Dann kamen ein paar Übungen am „Barren”, wie ich den Steg taufte. Ab aufs Bett und der Therapeut machte mit mir Übungen zur Stärkung des Rückens. Er gab mir am Ende eine Anweisung mit für Übungen zu Hause. Zum Schluss wieder 20 Minuten EMRS.
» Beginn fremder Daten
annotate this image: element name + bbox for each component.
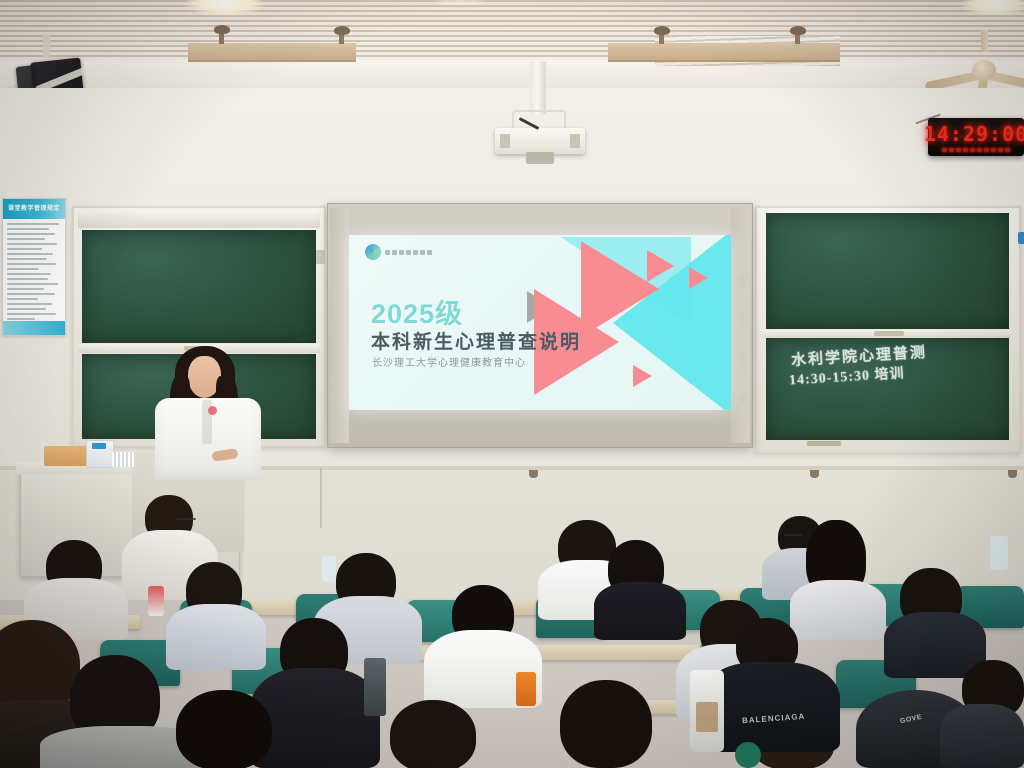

Den Rest des Vormittags verbrachte ich damit, eine Dankeschönkarte zu gestalten für die Krankenschwestern der Station 7B. Für diesen First-Class-Service musste ich mich einfach bedanken – auf meine Art mit einer kleinen Grafik. Mein erstes Thai-Mittagessen wurde serviert, der Cashier kassierte die zweite Rate der Krankenhauskosten, ein Apotheker brachte mir die Medizin für zu Hause samt Einnahme-Vorschriften.
Dann zog ich mir meine Privat-Klamotten an und verlies mit Jaev Zimmer 748. Ich war erleichtert und dankbar und überreichte den Schwestern mein kleines Kunstwerk als Dankeschön, das wirklich von Herzen kam. Sie freuten sich Riesig, weil sie sich erkannten und waren gerne bereit zu einem letzten gemeinsamen Foto. Alle Fotos von Jaev hier.
Ich wartete am Eingang, Jaev holte das Auto vom Parkplatz und wir fuhren nach Hause. Es war ein gutes Gefühl, alles geschafft zu haben.
Als ich vor einem Jahr in Deutschland erzählte, dass ich diese Operation in Thailand machen werde, war das für die meisten unverständlich. Aber ich wusste schon damals, dass es eine gute Entscheidung ist. Meine erste Untersuchung am 18. April hat mich total überzeugt: vom behandelnden Arzt, von der Medizintechnik, vom Service. Ich wurde in keinem Punkt enttäuscht – lediglich von meiner Krankenversicherung. Aber die hat ja nichts mit dem Bangkok Phuket Hospital zu tun. Sie weigert sich zahlen, weil ich, wie in der Krankenakte nachzulesen war, wegen Spinalkanalstenose 2011 in Lahr schon mal behandelt wurde. Die gesamten Kosten belaufen sich auf rund 7000 Euro und wir müssen jetzt versuchen, zumindest einen Teil davon von der Versicherung erstattet zu bekommen.